Spadek cen potwierdzają także notowania warzyw na największym w kraju
rynku hurtowym w Broniszach pod Warszawą. Ceny są tam niższe niż przed
rokiem. Na początku lipca pomidory spod osłon kosztowały
średnio 2,8 zł za kg, podczas, gdy w tym samym czasie 2010 r. - 5,70
zł/kg, ogórki - 1,5 zł/kg (rok wcześniej 2,0 zł/kg), kalafior 2,9 zł za
sztukę (4,0 zł/szt.), kapusta młoda 1,7 zł za sztukę
(3,60 zł/szt.) Natomiast o ponad 50 proc. jest droższa młoda cebula,
za którą trzeba zapłacić 3,30 zł/ kg.
Według prognoz IERiGŻ, w tym roku produkcja warzyw ma być większa.

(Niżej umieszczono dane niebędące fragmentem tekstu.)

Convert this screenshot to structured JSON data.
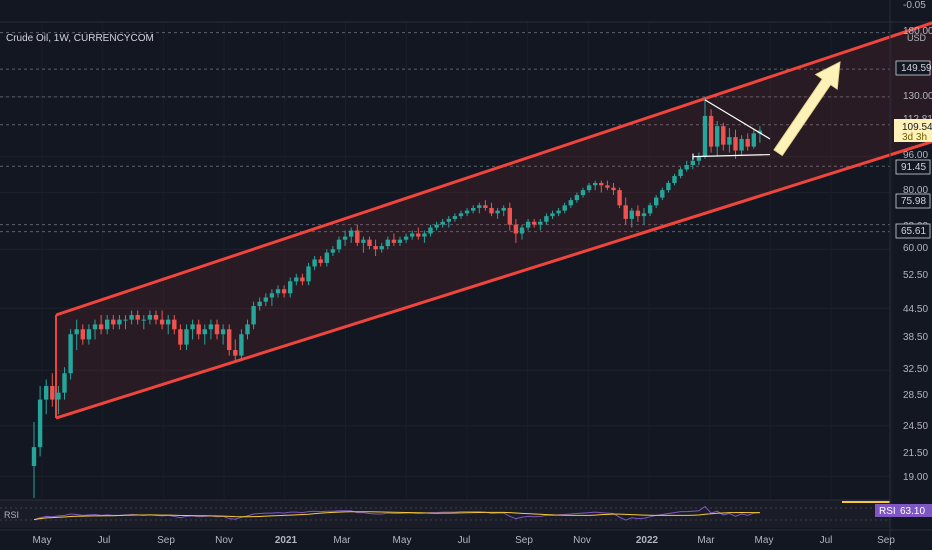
{
  "header": {
    "title": "Crude Oil, 1W, CURRENCYCOM",
    "currency": "USD"
  },
  "colors": {
    "background": "#131722",
    "up": "#26a69a",
    "down": "#ef5350",
    "channel": "#f0453d",
    "arrow": "#fff2b8",
    "rsi": "#7e57c2",
    "rsi_ma": "#f7c93a"
  },
  "price_axis": {
    "ticks": [
      "-0.05",
      "180.00",
      "130.00",
      "112.81",
      "96.00",
      "80.00",
      "68.00",
      "60.00",
      "52.50",
      "44.50",
      "38.50",
      "32.50",
      "28.50",
      "24.50",
      "21.50",
      "19.00"
    ],
    "scale": "log"
  },
  "price_tags": [
    {
      "text": "149.59",
      "style": "dark"
    },
    {
      "text": "109.54",
      "text2": "3d 3h",
      "style": "current"
    },
    {
      "text": "91.45",
      "style": "dark"
    },
    {
      "text": "75.98",
      "style": "dark"
    },
    {
      "text": "65.61",
      "style": "dark"
    }
  ],
  "time_axis": [
    "May",
    "Jul",
    "Sep",
    "Nov",
    "2021",
    "Mar",
    "May",
    "Jul",
    "Sep",
    "Nov",
    "2022",
    "Mar",
    "May",
    "Jul",
    "Sep"
  ],
  "rsi": {
    "label": "RSI",
    "value": "63.10"
  },
  "chart_data": {
    "type": "candlestick",
    "title": "Crude Oil, 1W, CURRENCYCOM",
    "ylabel": "USD",
    "yscale": "log",
    "ylim": [
      17,
      190
    ],
    "x_start": "2020-04-20",
    "interval": "1W",
    "series": [
      {
        "name": "Crude Oil",
        "ohlc": [
          [
            20,
            25,
            17,
            22
          ],
          [
            22,
            30,
            21,
            28
          ],
          [
            28,
            31,
            26,
            30
          ],
          [
            30,
            32,
            27,
            28
          ],
          [
            28,
            30,
            26,
            29
          ],
          [
            29,
            33,
            28,
            32
          ],
          [
            32,
            40,
            31,
            39
          ],
          [
            39,
            42,
            36,
            40
          ],
          [
            40,
            41,
            37,
            38
          ],
          [
            38,
            41,
            37,
            40
          ],
          [
            40,
            42,
            38,
            41
          ],
          [
            41,
            43,
            39,
            40
          ],
          [
            40,
            43,
            39,
            42
          ],
          [
            42,
            43,
            40,
            41
          ],
          [
            41,
            43,
            40,
            42
          ],
          [
            42,
            43,
            40,
            42
          ],
          [
            42,
            44,
            41,
            43
          ],
          [
            43,
            44,
            41,
            42
          ],
          [
            42,
            43,
            40,
            42
          ],
          [
            42,
            44,
            41,
            43
          ],
          [
            43,
            44,
            41,
            42
          ],
          [
            42,
            44,
            40,
            41
          ],
          [
            41,
            43,
            39,
            42
          ],
          [
            42,
            43,
            39,
            40
          ],
          [
            40,
            41,
            36,
            37
          ],
          [
            37,
            41,
            36,
            40
          ],
          [
            40,
            42,
            38,
            41
          ],
          [
            41,
            42,
            38,
            39
          ],
          [
            39,
            41,
            37,
            40
          ],
          [
            40,
            42,
            38,
            41
          ],
          [
            41,
            42,
            38,
            39
          ],
          [
            39,
            41,
            37,
            40
          ],
          [
            40,
            41,
            35,
            36
          ],
          [
            36,
            38,
            34,
            35
          ],
          [
            35,
            40,
            34,
            39
          ],
          [
            39,
            42,
            38,
            41
          ],
          [
            41,
            46,
            40,
            45
          ],
          [
            45,
            47,
            44,
            46
          ],
          [
            46,
            48,
            45,
            47
          ],
          [
            47,
            49,
            45,
            48
          ],
          [
            48,
            50,
            47,
            49
          ],
          [
            49,
            50,
            47,
            48
          ],
          [
            48,
            52,
            47,
            51
          ],
          [
            51,
            53,
            50,
            52
          ],
          [
            52,
            53,
            50,
            51
          ],
          [
            51,
            56,
            50,
            55
          ],
          [
            55,
            58,
            54,
            57
          ],
          [
            57,
            58,
            55,
            56
          ],
          [
            56,
            60,
            55,
            59
          ],
          [
            59,
            61,
            58,
            60
          ],
          [
            60,
            64,
            59,
            63
          ],
          [
            63,
            66,
            61,
            64
          ],
          [
            64,
            67,
            62,
            66
          ],
          [
            66,
            68,
            61,
            62
          ],
          [
            62,
            64,
            59,
            63
          ],
          [
            63,
            64,
            60,
            61
          ],
          [
            61,
            63,
            58,
            60
          ],
          [
            60,
            62,
            59,
            61
          ],
          [
            61,
            64,
            60,
            63
          ],
          [
            63,
            65,
            61,
            62
          ],
          [
            62,
            64,
            61,
            63
          ],
          [
            63,
            65,
            62,
            64
          ],
          [
            64,
            66,
            63,
            65
          ],
          [
            65,
            67,
            63,
            64
          ],
          [
            64,
            66,
            62,
            65
          ],
          [
            65,
            68,
            64,
            67
          ],
          [
            67,
            69,
            66,
            68
          ],
          [
            68,
            70,
            67,
            69
          ],
          [
            69,
            71,
            67,
            70
          ],
          [
            70,
            72,
            69,
            71
          ],
          [
            71,
            73,
            70,
            72
          ],
          [
            72,
            74,
            71,
            73
          ],
          [
            73,
            75,
            72,
            74
          ],
          [
            74,
            76,
            72,
            75
          ],
          [
            75,
            77,
            73,
            74
          ],
          [
            74,
            76,
            71,
            72
          ],
          [
            72,
            74,
            70,
            73
          ],
          [
            73,
            75,
            71,
            74
          ],
          [
            74,
            76,
            66,
            68
          ],
          [
            68,
            70,
            62,
            65
          ],
          [
            65,
            68,
            63,
            67
          ],
          [
            67,
            70,
            66,
            69
          ],
          [
            69,
            70,
            67,
            68
          ],
          [
            68,
            70,
            66,
            69
          ],
          [
            69,
            72,
            68,
            71
          ],
          [
            71,
            73,
            70,
            72
          ],
          [
            72,
            74,
            71,
            73
          ],
          [
            73,
            76,
            72,
            75
          ],
          [
            75,
            78,
            74,
            77
          ],
          [
            77,
            80,
            76,
            79
          ],
          [
            79,
            82,
            78,
            81
          ],
          [
            81,
            84,
            80,
            83
          ],
          [
            83,
            85,
            81,
            84
          ],
          [
            84,
            85,
            80,
            83
          ],
          [
            83,
            85,
            81,
            82
          ],
          [
            82,
            84,
            79,
            81
          ],
          [
            81,
            82,
            74,
            75
          ],
          [
            75,
            78,
            68,
            70
          ],
          [
            70,
            74,
            67,
            73
          ],
          [
            73,
            75,
            69,
            71
          ],
          [
            71,
            74,
            68,
            72
          ],
          [
            72,
            76,
            71,
            75
          ],
          [
            75,
            79,
            74,
            78
          ],
          [
            78,
            82,
            77,
            81
          ],
          [
            81,
            85,
            80,
            84
          ],
          [
            84,
            88,
            83,
            87
          ],
          [
            87,
            91,
            86,
            90
          ],
          [
            90,
            94,
            89,
            92
          ],
          [
            92,
            96,
            90,
            94
          ],
          [
            94,
            98,
            92,
            96
          ],
          [
            96,
            130,
            95,
            118
          ],
          [
            118,
            122,
            98,
            101
          ],
          [
            101,
            115,
            96,
            112
          ],
          [
            112,
            114,
            99,
            102
          ],
          [
            102,
            111,
            98,
            106
          ],
          [
            106,
            110,
            95,
            99
          ],
          [
            99,
            107,
            97,
            105
          ],
          [
            105,
            108,
            99,
            101
          ],
          [
            101,
            110,
            100,
            108
          ],
          [
            108,
            112,
            103,
            109.54
          ]
        ]
      },
      {
        "name": "RSI",
        "values": [
          48,
          52,
          55,
          54,
          56,
          57,
          60,
          59,
          57,
          58,
          59,
          57,
          58,
          57,
          57,
          58,
          59,
          58,
          57,
          58,
          57,
          56,
          57,
          55,
          52,
          55,
          56,
          54,
          55,
          56,
          54,
          55,
          50,
          49,
          53,
          56,
          60,
          61,
          62,
          62,
          63,
          62,
          64,
          64,
          63,
          65,
          66,
          65,
          66,
          66,
          67,
          67,
          67,
          63,
          63,
          61,
          60,
          60,
          62,
          61,
          61,
          62,
          62,
          61,
          62,
          63,
          63,
          64,
          64,
          64,
          65,
          65,
          65,
          65,
          64,
          61,
          62,
          62,
          55,
          50,
          53,
          55,
          54,
          55,
          57,
          57,
          58,
          59,
          60,
          61,
          62,
          63,
          64,
          63,
          62,
          61,
          53,
          47,
          52,
          50,
          51,
          54,
          57,
          59,
          61,
          63,
          65,
          65,
          66,
          67,
          76,
          62,
          66,
          58,
          61,
          55,
          60,
          57,
          62,
          63
        ]
      }
    ],
    "channel": {
      "upper": [
        [
          0,
          43
        ],
        [
          147,
          190
        ]
      ],
      "lower": [
        [
          0,
          25.5
        ],
        [
          147,
          104
        ]
      ]
    },
    "triangle": {
      "points": [
        [
          110,
          128
        ],
        [
          120,
          105
        ],
        [
          110,
          96
        ],
        [
          120,
          97
        ]
      ]
    },
    "target_arrow": {
      "from": [
        121,
        102
      ],
      "to": [
        131,
        150
      ]
    },
    "horizontal_levels": [
      180,
      149.59,
      130,
      112.81,
      91.45,
      68,
      65.61
    ],
    "xlabel": "",
    "grid": true
  }
}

Pogoda była dobra dla wzrostu warzyw - mówiła Nosecka - szacujemy, że
produkcja będzie wyższa o 8-9 proc. w stosunku do dosyć
niskiej produkcji z ubiegłego roku.
Podobnie uważa prof. Stanisław Kaniszewski z Instytutu Ogrodnictwa W
Skierniewicach. "Na razie nie jest źle, nawet po tych dużych opadach
deszczu, ale pojawiły się problemy z chorobami" -
powiedział PAP w piątek Kaniszewski. Np. na pomidorach pojawiła się
zaraza ziemniaczana. Jakie będą zbiory, zależy od tego, jak rolnicy
podejdą do ochrony roślin.
Według profesora, w środkowej Polsce zbiory warzyw zapowiadają się
dobrze, ale zastrzegł, że dalszy rozwój sytuacji zależy od pogody. Jak
zaznaczył, na razie opady nie zaszkodziły warzywom, a dla
wzrostu niektórych były dobre - np. dla ogórków i wszystkich warzyw
kapustnych. Nie ucierpiały także pomidory, obecnie jest wysoka podaż,
pochodzą one ze szklarni i spod folii, polowe pojawią się
dopiero w sierpniu, ale głównie odmiany te przeznaczane są do przerobu
przez przemysł.
IERiGŻ szacuje, że w 2011 r. powierzchnia zasiewów jest w większa niż w
ubiegłym. W ubiegłym roku warzywa gruntowe rosły na powierzchni 203
tys. hektarów, w tym roku ich areał jest o 10 tys.
hektarów większy.
W 2010 r. zbiory warzyw wyniosły 4250 tys. ton, w tym roku - w ocenie
IERiGŻ - będzie ich 4800 tys. ton. Eksperci szacują, że więcej niż przed
rokiem powinno być wszystkich warzyw, ale największy
wzrost produkcji prognozowany jest w przypadku cebuli, kapusty,
buraków i kalafiorów. Natomiast trochę mniej ma być warzyw spod osłon -
715 tys. ton wobec 760 tys. w 2010 r.